Some traders insist that you need high leverage to trade well, but that is seldom important for most traders. Max leverage of 15 times your account size is enough for most. But some brokers offer up to 500 times. However, using high leverage means exposing yourself to losing a lot of money. So staying with a broker that offers between 15 times to 100 times leverage is sufficient for 99.99% of traders.
Many newbies ignore the importance of regulation and instead focus on leverage and low spreads. However, whilst spreads are important, the competition in the forex markets is high, so most brokers offer low spreads, meaning there is little difference in costs between brokers for the typical trader.
Traders will also focus on leverage and think that 500 times leverage is better than 100 or 30 times leverage. However, studies have shown that the most profitable traders use about five times effective leverage.
To offer 500 times leverage and almost zero spreads, some brokers set up their operations offshore where there is almost no oversight and therefore lower costs. But, unfortunately, it is also very easy to open an offshore broker. So you don’t know who the owners of the broker are, which puts your money at risk.
Also, there is usually no rule that stops the broker from using your deposits to fund their business. That means that your trading deposit could go to paying salaries, marketing expenses and more.
Respectable authorities that regulate forex brokers are the UK’s Financial Conduct Authority (FCA) and the Cyprus Securities and Exchange Commission (Cysec). These two authorities ensure that brokers have enough money to run their business and have the right expertise. They also have rules to what could be said in marketing materials and force brokers to separate client and company money in separate accounts. They also have regular follow-ups with the brokers to ensure they stay on track.
Which broker should you choose to trade forex?
The most crucial factor for your success is not the speed of the trading platform, the spreads, or customer service. Instead, it is the education and tools the broker offers you.
There is a wealth of information online that will teach you the basics of trading. It is essential to cover the basics. You could also trade with a virtual account to ensure that you know your broker’s platform. However, putting together a complete and profitable trading strategy is usually a completely different story. You will find many people online with little experience but large followings that receive much attention. When seeking out a trading educator, ensure they have been in business for at least five years, and they can offer some statistics regarding their trading results.
Some brokers like ATFX offer skilled and profitable traders education and strategies to set you on the right track.

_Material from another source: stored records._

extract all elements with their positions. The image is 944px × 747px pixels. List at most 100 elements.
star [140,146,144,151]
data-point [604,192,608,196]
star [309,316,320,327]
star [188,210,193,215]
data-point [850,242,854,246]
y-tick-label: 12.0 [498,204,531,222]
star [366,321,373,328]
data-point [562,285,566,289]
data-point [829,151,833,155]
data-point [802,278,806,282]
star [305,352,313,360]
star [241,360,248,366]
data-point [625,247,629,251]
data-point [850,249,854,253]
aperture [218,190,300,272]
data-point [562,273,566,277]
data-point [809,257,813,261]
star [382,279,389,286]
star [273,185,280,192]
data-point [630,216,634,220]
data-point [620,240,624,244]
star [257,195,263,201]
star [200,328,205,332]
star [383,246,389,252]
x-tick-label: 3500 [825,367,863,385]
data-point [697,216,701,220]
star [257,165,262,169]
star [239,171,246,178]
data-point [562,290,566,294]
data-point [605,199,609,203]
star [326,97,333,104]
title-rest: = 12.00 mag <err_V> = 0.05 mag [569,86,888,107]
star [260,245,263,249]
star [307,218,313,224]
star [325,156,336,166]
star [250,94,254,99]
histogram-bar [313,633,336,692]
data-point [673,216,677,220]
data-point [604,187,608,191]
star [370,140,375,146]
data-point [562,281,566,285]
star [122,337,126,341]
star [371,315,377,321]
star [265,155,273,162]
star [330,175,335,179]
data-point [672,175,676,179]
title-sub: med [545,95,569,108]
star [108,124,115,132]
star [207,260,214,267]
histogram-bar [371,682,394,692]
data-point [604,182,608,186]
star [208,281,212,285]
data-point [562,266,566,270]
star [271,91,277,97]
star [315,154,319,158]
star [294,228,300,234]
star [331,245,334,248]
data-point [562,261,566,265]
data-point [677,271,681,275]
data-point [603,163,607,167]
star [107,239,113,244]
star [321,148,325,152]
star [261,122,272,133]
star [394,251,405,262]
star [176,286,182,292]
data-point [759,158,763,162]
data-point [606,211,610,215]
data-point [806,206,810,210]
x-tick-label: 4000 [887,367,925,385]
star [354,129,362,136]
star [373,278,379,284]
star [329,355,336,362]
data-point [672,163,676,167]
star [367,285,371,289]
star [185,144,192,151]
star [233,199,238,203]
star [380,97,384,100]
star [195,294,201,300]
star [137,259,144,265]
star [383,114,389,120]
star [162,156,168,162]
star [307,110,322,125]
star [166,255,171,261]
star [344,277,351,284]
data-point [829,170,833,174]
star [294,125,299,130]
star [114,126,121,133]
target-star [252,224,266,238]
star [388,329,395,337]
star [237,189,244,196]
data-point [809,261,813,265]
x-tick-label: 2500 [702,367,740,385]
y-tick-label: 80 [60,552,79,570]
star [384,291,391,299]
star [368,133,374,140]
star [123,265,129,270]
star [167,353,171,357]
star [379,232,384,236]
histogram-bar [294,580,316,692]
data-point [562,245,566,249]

Their most popular program is the ATFX Premium course, which is included with all funded live accounts.
ATFX also offers signals and trade ideas from established research houses such as TradingCentral, and AutoChartist. They also offer their Support and Resistance indicator and position size calculators.
The high leverage in Forex allows experienced traders to ramp up gains quickly, but for new traders, it is hard to manage the same in the beginning. Therefore, finding a broker that offers you excellent education is vital for your long-term success as a trader.
Opting for an offshore broker to obtain higher leverage is usually a bad idea as there is usually no requirement to separate client money from the broker's money. It is also hard to track down the owners of offshore brokers.
However, forex trading is rewarding if you overcome the initial hurdles. It offers more trading opportunities and is cheaper than regular stock market trading. Forex trading also allows you to trade when you have time, as trading is open around the clock.